Your tent should come with a sufficient rainfly that offers enough protection in rain, but you should also have some water-resistant clothing to protect yourself. Slip-over ponchos cost somewhere around $12, and a decent rain jacket with matching waterproof pants start from $20 to $70.
So, with minimal spending, you can expect the average cost of a camping trip to be somewhere between $100-$200, and then the ‘second level’ with moderate spending is around $500, and lastly luxurious camping costs between $1,000-$2,000.
What you need to keep in mind is that a lot of the things you buy for camping are things that you can continue using for a long time like a tent, a decent backpack, illumination, a foldable chair, a cooler, etc. Hence, it goes without saying that spending money on camping gear is definitely an investment.

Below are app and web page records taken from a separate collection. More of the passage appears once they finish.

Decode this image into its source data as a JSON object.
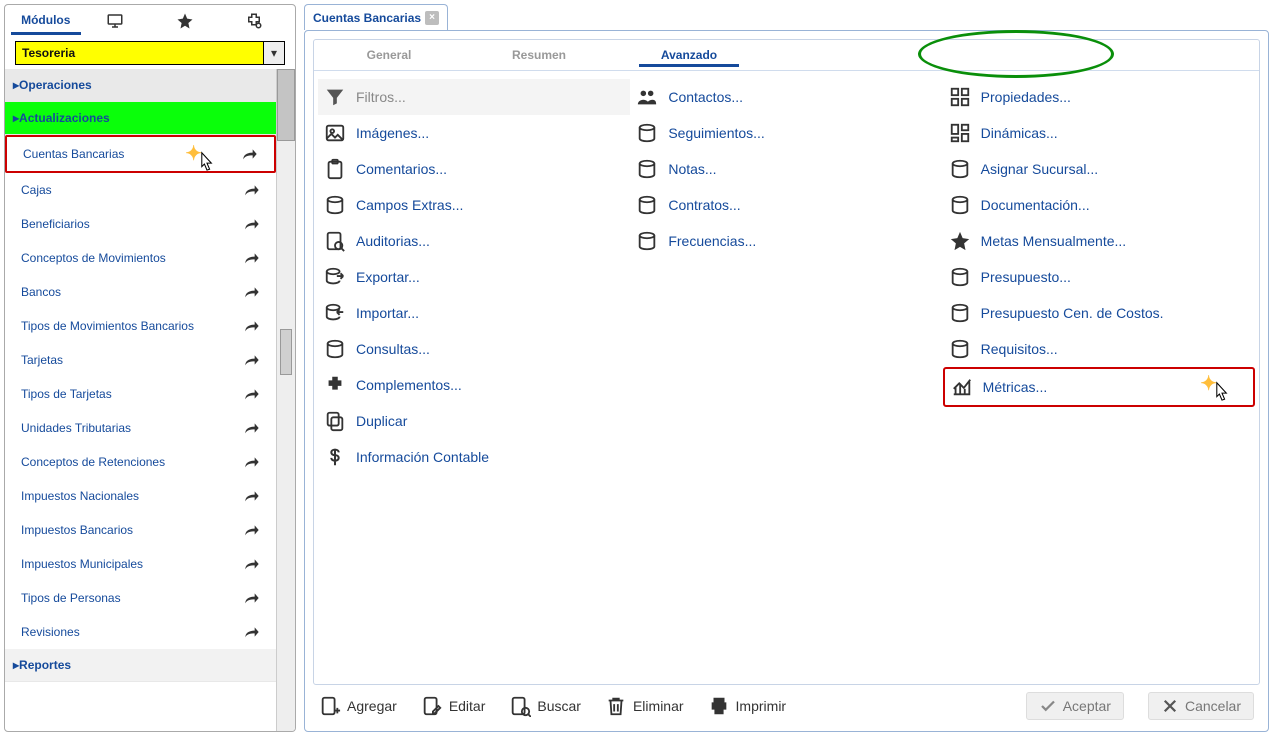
{
  "sidebar": {
    "tab_label": "Módulos",
    "combo_value": "Tesoreria",
    "sections": {
      "operaciones": "Operaciones",
      "actualizaciones": "Actualizaciones",
      "reportes": "Reportes"
    },
    "items": [
      "Cuentas Bancarias",
      "Cajas",
      "Beneficiarios",
      "Conceptos de Movimientos",
      "Bancos",
      "Tipos de Movimientos Bancarios",
      "Tarjetas",
      "Tipos de Tarjetas",
      "Unidades Tributarias",
      "Conceptos de Retenciones",
      "Impuestos Nacionales",
      "Impuestos Bancarios",
      "Impuestos Municipales",
      "Tipos de Personas",
      "Revisiones"
    ]
  },
  "doc_tab": {
    "title": "Cuentas Bancarias"
  },
  "sub_tabs": {
    "general": "General",
    "resumen": "Resumen",
    "avanzado": "Avanzado"
  },
  "options": {
    "col0": [
      "Filtros...",
      "Imágenes...",
      "Comentarios...",
      "Campos Extras...",
      "Auditorias...",
      "Exportar...",
      "Importar...",
      "Consultas...",
      "Complementos...",
      "Duplicar",
      "Información Contable"
    ],
    "col1": [
      "Contactos...",
      "Seguimientos...",
      "Notas...",
      "Contratos...",
      "Frecuencias..."
    ],
    "col2": [
      "Propiedades...",
      "Dinámicas...",
      "Asignar Sucursal...",
      "Documentación...",
      "Metas Mensualmente...",
      "Presupuesto...",
      "Presupuesto Cen. de Costos.",
      "Requisitos...",
      "Métricas..."
    ]
  },
  "toolbar": {
    "agregar": "Agregar",
    "editar": "Editar",
    "buscar": "Buscar",
    "eliminar": "Eliminar",
    "imprimir": "Imprimir",
    "aceptar": "Aceptar",
    "cancelar": "Cancelar"
  }
}
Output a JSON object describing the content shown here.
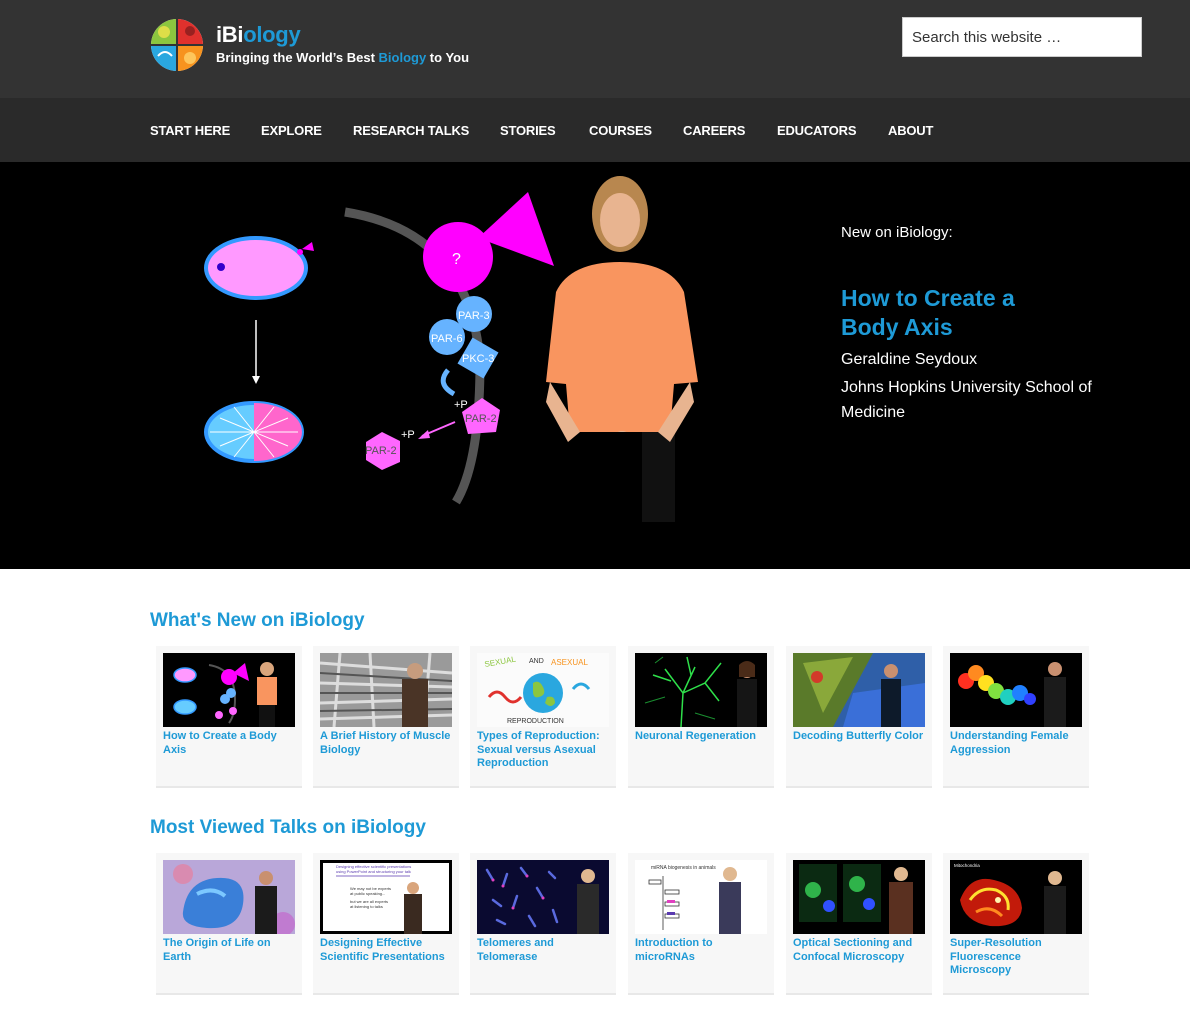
{
  "header": {
    "logo_name_a": "iBi",
    "logo_name_b": "o",
    "logo_name_c": "logy",
    "tagline_a": "Bringing the World’s Best ",
    "tagline_b": "Biology",
    "tagline_c": " to You",
    "search_placeholder": "Search this website …"
  },
  "nav": {
    "items": [
      "START HERE",
      "EXPLORE",
      "RESEARCH TALKS",
      "STORIES",
      "COURSES",
      "CAREERS",
      "EDUCATORS",
      "ABOUT"
    ]
  },
  "hero": {
    "kicker": "New on iBiology:",
    "title": "How to Create a Body Axis",
    "speaker": "Geraldine Seydoux",
    "institution": "Johns Hopkins University School of Medicine",
    "diagram_labels": [
      "?",
      "PAR-3",
      "PAR-6",
      "PKC-3",
      "+P",
      "PAR-2",
      "+P",
      "PAR-2"
    ]
  },
  "whats_new": {
    "title": "What's New on iBiology",
    "cards": [
      {
        "title": "How to Create a Body Axis",
        "thumb": "body-axis"
      },
      {
        "title": "A Brief History of Muscle Biology",
        "thumb": "muscle"
      },
      {
        "title": "Types of Reproduction: Sexual versus Asexual Reproduction",
        "thumb": "reproduction"
      },
      {
        "title": "Neuronal Regeneration",
        "thumb": "neuron"
      },
      {
        "title": "Decoding Butterfly Color",
        "thumb": "butterfly"
      },
      {
        "title": "Understanding Female Aggression",
        "thumb": "aggression"
      }
    ],
    "thumb_text": {
      "sexual": "SEXUAL",
      "and": "AND",
      "asexual": "ASEXUAL",
      "reproduction": "REPRODUCTION"
    }
  },
  "most_viewed": {
    "title": "Most Viewed Talks on iBiology",
    "cards": [
      {
        "title": "The Origin of Life on Earth",
        "thumb": "origin"
      },
      {
        "title": "Designing Effective Scientific Presentations",
        "thumb": "presentations"
      },
      {
        "title": "Telomeres and Telomerase",
        "thumb": "telomeres"
      },
      {
        "title": "Introduction to microRNAs",
        "thumb": "microrna"
      },
      {
        "title": "Optical Sectioning and Confocal Microscopy",
        "thumb": "confocal"
      },
      {
        "title": "Super-Resolution Fluorescence Microscopy",
        "thumb": "superres"
      }
    ],
    "thumb_text": {
      "presentations_1": "Designing effective scientific presentations",
      "presentations_2": "using PowerPoint and structuring your talk",
      "presentations_3": "We may not be experts",
      "presentations_4": "at public speaking...",
      "presentations_5": "but we are all experts",
      "presentations_6": "at listening to talks",
      "microrna": "miRNA biogenesis in animals",
      "superres": "Mitochondria"
    }
  },
  "colors": {
    "accent": "#1e9ad6",
    "header_bg": "#333333",
    "nav_bg": "#2a2a2a",
    "hero_bg": "#000000",
    "magenta": "#ff00ff"
  }
}
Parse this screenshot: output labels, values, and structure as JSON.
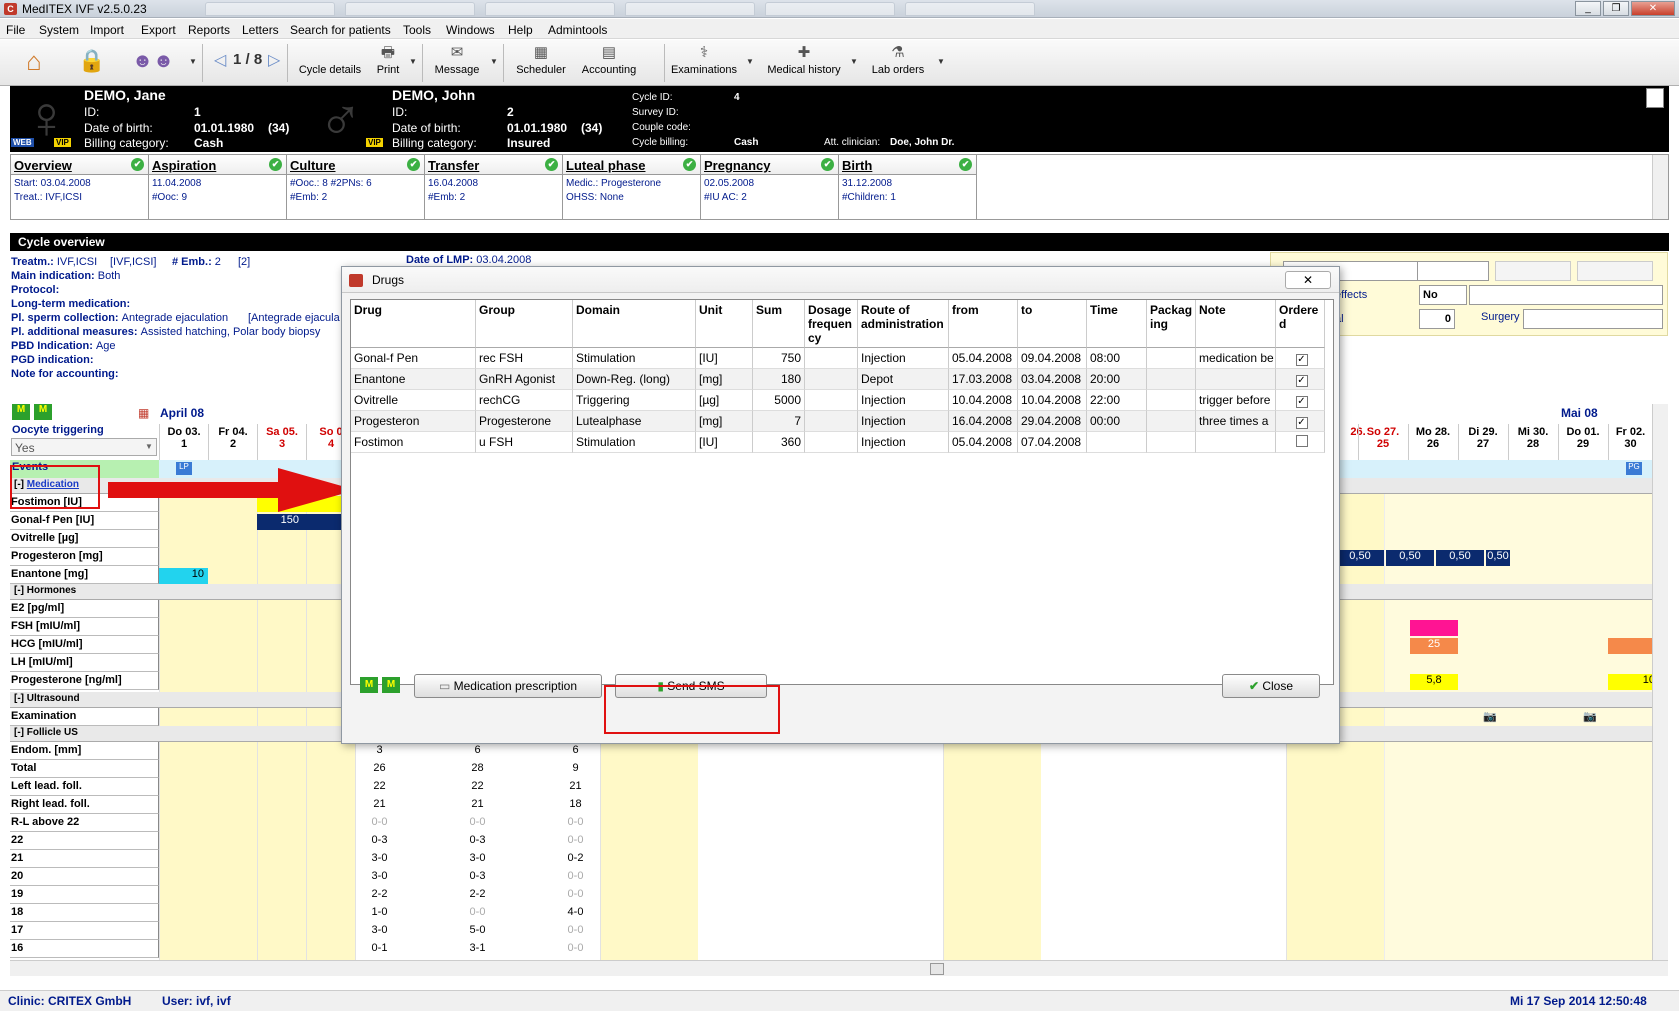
{
  "window": {
    "title": "MedITEX IVF v2.5.0.23"
  },
  "menu": [
    "File",
    "System",
    "Import",
    "Export",
    "Reports",
    "Letters",
    "Search for patients",
    "Tools",
    "Windows",
    "Help",
    "Admintools"
  ],
  "toolbar": {
    "pager": "1 / 8",
    "items": [
      "Cycle details",
      "Print",
      "Message",
      "Scheduler",
      "Accounting",
      "Examinations",
      "Medical history",
      "Lab orders"
    ]
  },
  "patient": {
    "female": {
      "name": "DEMO, Jane",
      "id_label": "ID:",
      "id": "1",
      "dob_label": "Date of birth:",
      "dob": "01.01.1980",
      "age": "(34)",
      "billing_label": "Billing category:",
      "billing": "Cash"
    },
    "male": {
      "name": "DEMO, John",
      "id_label": "ID:",
      "id": "2",
      "dob_label": "Date of birth:",
      "dob": "01.01.1980",
      "age": "(34)",
      "billing_label": "Billing category:",
      "billing": "Insured"
    },
    "cycle_id_label": "Cycle ID:",
    "cycle_id": "4",
    "survey_label": "Survey ID:",
    "couple_label": "Couple code:",
    "billing_label": "Cycle billing:",
    "billing": "Cash",
    "clinician_label": "Att. clinician:",
    "clinician": "Doe, John Dr.",
    "badges": {
      "web": "WEB",
      "vip": "VIP"
    }
  },
  "phases": [
    {
      "title": "Overview",
      "l1": "Start: 03.04.2008",
      "l2": "Treat.: IVF,ICSI"
    },
    {
      "title": "Aspiration",
      "l1": "11.04.2008",
      "l2": "#Ooc: 9"
    },
    {
      "title": "Culture",
      "l1": "#Ooc.: 8 #2PNs: 6",
      "l2": "#Emb: 2"
    },
    {
      "title": "Transfer",
      "l1": "16.04.2008",
      "l2": "#Emb: 2"
    },
    {
      "title": "Luteal phase",
      "l1": "Medic.: Progesterone",
      "l2": "OHSS: None"
    },
    {
      "title": "Pregnancy",
      "l1": "02.05.2008",
      "l2": "#IU AC:  2"
    },
    {
      "title": "Birth",
      "l1": "31.12.2008",
      "l2": "#Children: 1"
    }
  ],
  "overview": {
    "heading": "Cycle overview",
    "treatm_label": "Treatm.:",
    "treatm": "IVF,ICSI",
    "treatm2": "[IVF,ICSI]",
    "emb_label": "# Emb.:",
    "emb": "2",
    "emb2": "[2]",
    "lmp_label": "Date of LMP:",
    "lmp": "03.04.2008",
    "main_label": "Main indication:",
    "main": "Both",
    "protocol_label": "Protocol:",
    "ltm_label": "Long-term medication:",
    "sperm_label": "Pl. sperm collection:",
    "sperm": "Antegrade ejaculation",
    "sperm2": "[Antegrade ejacula",
    "addm_label": "Pl. additional measures:",
    "addm": "Assisted hatching, Polar body biopsy",
    "pbd_label": "PBD Indication:",
    "pbd": "Age",
    "pgd_label": "PGD indication:",
    "note_label": "Note for accounting:",
    "right_effects": "effects",
    "right_no": "No",
    "right_al": "al",
    "right_zero": "0",
    "right_surgery": "Surgery",
    "right_ne": "ne"
  },
  "calendar": {
    "month1": "April 08",
    "month2": "Mai 08",
    "trigger_label": "Oocyte triggering",
    "trigger_value": "Yes",
    "days_left": [
      {
        "d": "Do 03.",
        "n": "1",
        "red": false
      },
      {
        "d": "Fr 04.",
        "n": "2",
        "red": false
      },
      {
        "d": "Sa 05.",
        "n": "3",
        "red": true
      },
      {
        "d": "So 0",
        "n": "4",
        "red": true
      }
    ],
    "days_right": [
      {
        "d": "26.",
        "n": "",
        "red": true
      },
      {
        "d": "So 27.",
        "n": "25",
        "red": true
      },
      {
        "d": "Mo 28.",
        "n": "26",
        "red": false
      },
      {
        "d": "Di 29.",
        "n": "27",
        "red": false
      },
      {
        "d": "Mi 30.",
        "n": "28",
        "red": false
      },
      {
        "d": "Do 01.",
        "n": "29",
        "red": false
      },
      {
        "d": "Fr 02.",
        "n": "30",
        "red": false
      }
    ],
    "rows": {
      "events": "Events",
      "medication": "Medication",
      "fostimon": "Fostimon [IU]",
      "gonal": "Gonal-f Pen [IU]",
      "ovitrelle": "Ovitrelle [µg]",
      "progesteron": "Progesteron [mg]",
      "enantone": "Enantone [mg]",
      "hormones": "Hormones",
      "e2": "E2  [pg/ml]",
      "fsh": "FSH  [mIU/ml]",
      "hcg": "HCG  [mIU/ml]",
      "lh": "LH  [mIU/ml]",
      "progesterone": "Progesterone  [ng/ml]",
      "ultrasound": "Ultrasound",
      "examination": "Examination",
      "follicle": "Follicle US",
      "endom": "Endom. [mm]",
      "total": "Total",
      "left": "Left lead. foll.",
      "right": "Right lead. foll.",
      "rl": "R-L above 22",
      "f22": "22",
      "f21": "21",
      "f20": "20",
      "f19": "19",
      "f18": "18",
      "f17": "17",
      "f16": "16"
    },
    "cells": {
      "fost": "120",
      "gonal": "150",
      "enant": "10",
      "prog": [
        "0,50",
        "0,50",
        "0,50",
        "0,50"
      ],
      "fsh": "25",
      "hcg": "5,8",
      "hcg2": "10,"
    },
    "follicle_values": {
      "c1": [
        "3",
        "26",
        "22",
        "21",
        "0-0",
        "0-3",
        "3-0",
        "3-0",
        "2-2",
        "1-0",
        "3-0",
        "0-1"
      ],
      "c2": [
        "6",
        "28",
        "22",
        "21",
        "0-0",
        "0-3",
        "3-0",
        "0-3",
        "2-2",
        "0-0",
        "5-0",
        "3-1"
      ],
      "c3": [
        "6",
        "9",
        "21",
        "18",
        "0-0",
        "0-0",
        "0-2",
        "0-0",
        "0-0",
        "4-0",
        "0-0",
        "0-0"
      ]
    }
  },
  "drugs_dialog": {
    "title": "Drugs",
    "columns": [
      "Drug",
      "Group",
      "Domain",
      "Unit",
      "Sum",
      "Dosage frequency",
      "Route of administration",
      "from",
      "to",
      "Time",
      "Packaging",
      "Note",
      "Ordered"
    ],
    "rows": [
      {
        "drug": "Gonal-f Pen",
        "group": "rec FSH",
        "domain": "Stimulation",
        "unit": "[IU]",
        "sum": "750",
        "freq": "",
        "route": "Injection",
        "from": "05.04.2008",
        "to": "09.04.2008",
        "time": "08:00",
        "pack": "",
        "note": "medication be",
        "ordered": true
      },
      {
        "drug": "Enantone",
        "group": "GnRH Agonist",
        "domain": "Down-Reg. (long)",
        "unit": "[mg]",
        "sum": "180",
        "freq": "",
        "route": "Depot",
        "from": "17.03.2008",
        "to": "03.04.2008",
        "time": "20:00",
        "pack": "",
        "note": "",
        "ordered": true
      },
      {
        "drug": "Ovitrelle",
        "group": "rechCG",
        "domain": "Triggering",
        "unit": "[µg]",
        "sum": "5000",
        "freq": "",
        "route": "Injection",
        "from": "10.04.2008",
        "to": "10.04.2008",
        "time": "22:00",
        "pack": "",
        "note": "trigger before",
        "ordered": true
      },
      {
        "drug": "Progesteron",
        "group": "Progesterone",
        "domain": "Lutealphase",
        "unit": "[mg]",
        "sum": "7",
        "freq": "",
        "route": "Injection",
        "from": "16.04.2008",
        "to": "29.04.2008",
        "time": "00:00",
        "pack": "",
        "note": "three times a",
        "ordered": true
      },
      {
        "drug": "Fostimon",
        "group": "u FSH",
        "domain": "Stimulation",
        "unit": "[IU]",
        "sum": "360",
        "freq": "",
        "route": "Injection",
        "from": "05.04.2008",
        "to": "07.04.2008",
        "time": "",
        "pack": "",
        "note": "",
        "ordered": false
      }
    ],
    "buttons": {
      "prescription": "Medication prescription",
      "sms": "Send SMS",
      "close": "Close"
    }
  },
  "status": {
    "clinic": "Clinic: CRITEX GmbH",
    "user": "User: ivf, ivf",
    "datetime": "Mi 17 Sep 2014 12:50:48"
  },
  "colors": {
    "accent_red": "#e01010",
    "check_green": "#3cb043",
    "label_blue": "#001a8c",
    "weekend_yellow": "#fff9c7",
    "navy_cell": "#0b2a6e",
    "cyan_cell": "#22d3ee",
    "pink_cell": "#ff1493",
    "orange_cell": "#f5894a",
    "yellow_cell": "#ffff00"
  }
}
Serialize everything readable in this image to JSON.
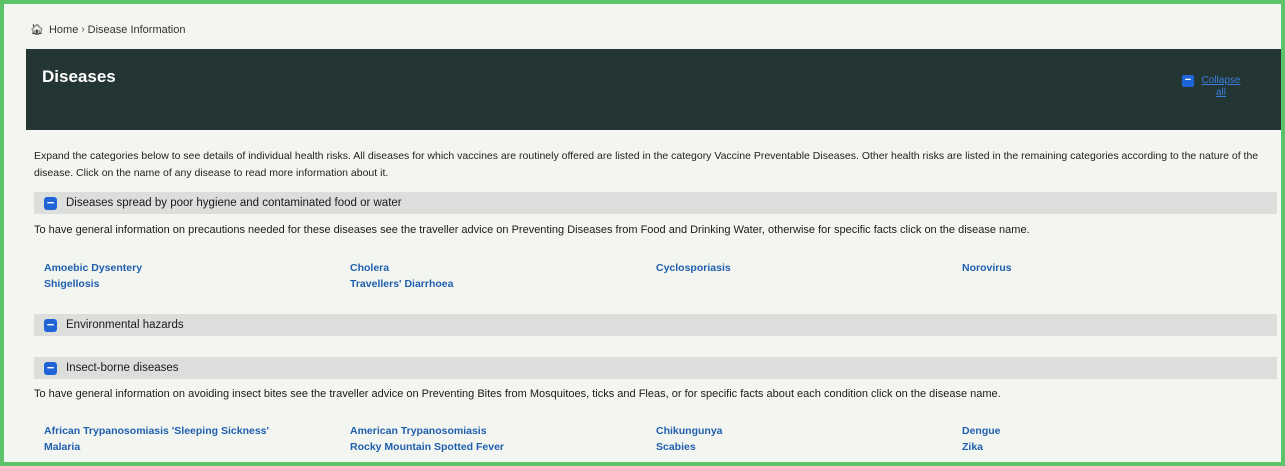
{
  "breadcrumb": {
    "home": "Home",
    "separator": "›",
    "current": "Disease Information"
  },
  "banner": {
    "title": "Diseases",
    "collapse_symbol": "−",
    "collapse_label": "Collapse all"
  },
  "intro": "Expand the categories below to see details of individual health risks. All diseases for which vaccines are routinely offered are listed in the category Vaccine Preventable Diseases. Other health risks are listed in the remaining categories according to the nature of the disease. Click on the name of any disease to read more information about it.",
  "sections": [
    {
      "toggle": "−",
      "title": "Diseases spread by poor hygiene and contaminated food or water",
      "description": "To have general information on precautions needed for these diseases see the traveller advice on Preventing Diseases from Food and Drinking Water, otherwise for specific facts click on the disease name.",
      "diseases": [
        "Amoebic Dysentery",
        "Cholera",
        "Cyclosporiasis",
        "Norovirus",
        "Shigellosis",
        "Travellers' Diarrhoea"
      ]
    },
    {
      "toggle": "−",
      "title": "Environmental hazards"
    },
    {
      "toggle": "−",
      "title": "Insect-borne diseases",
      "description": "To have general information on avoiding insect bites see the traveller advice on Preventing Bites from Mosquitoes, ticks and Fleas, or for specific facts about each condition click on the disease name.",
      "diseases": [
        "African Trypanosomiasis 'Sleeping Sickness'",
        "American Trypanosomiasis",
        "Chikungunya",
        "Dengue",
        "Malaria",
        "Rocky Mountain Spotted Fever",
        "Scabies",
        "Zika"
      ]
    }
  ],
  "colors": {
    "frame": "#5cc36b",
    "banner": "#233633",
    "section_bar": "#dcdedb",
    "toggle": "#1e64d6",
    "link": "#1f5fae"
  },
  "icons": {
    "home": "home-icon",
    "toggle": "minus-box-icon"
  }
}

Frequently Asked Questions (FAQs)
What is the average cost of a campsite?
Regular, non-electric campsites for tents on public land costs around $20 a night and $40 for two nights. Keep in mind that camping at state parks may require an annual park pass for entry, but this depends on the state. A standard electric campsite that accommodates a small tent with enough electricity to charge phones and blow up an air mattress costs $26 for a night and $52 for two nights.
RV campsites can cost anywhere between $25 and $80 per night, depending on certain things like the location and the size of the space.
What is the cheapest way to camp?
The absolute cheapest way to camp is to get yourself a small, low-priced tent, catch your own dinner by fishing if possible, and only partake in free activities such as hiking during your camping trip. You should bring along a lot of things from home as well, such as pots and pans to cook in and pillows and blankets for sleeping.
Is Camping an expensive hobby?
No, camping costs do not need to be expensive. To start with you do need to invest some money in camping gear like a tent, illumination, a sleeping pad or bag, and so on but these are things that will last a long time. Once you have the necessary gear, other expenses like campsites aren’t much ($20 a night).
How much should you pay for a tent?
A decent, three-season, four-person tent costs around $70. This is the kind of tent I recommend because they are lightweight, durable, and spacious. Even if you’re just two people, you will appreciate the extra space to keep your gear inside with you. Only if you are one person who never plans to camp with anyone else ever should you go for a smaller tent. Check out the best 4 person tents here.
Is it cheaper to camp or stay in a hotel?
Camping is definitely cheaper than staying in a hotel. However, camping can be as expensive as staying in a hotel depending on how ‘luxurious’ you want your camping trip to be (also known as ‘glamping).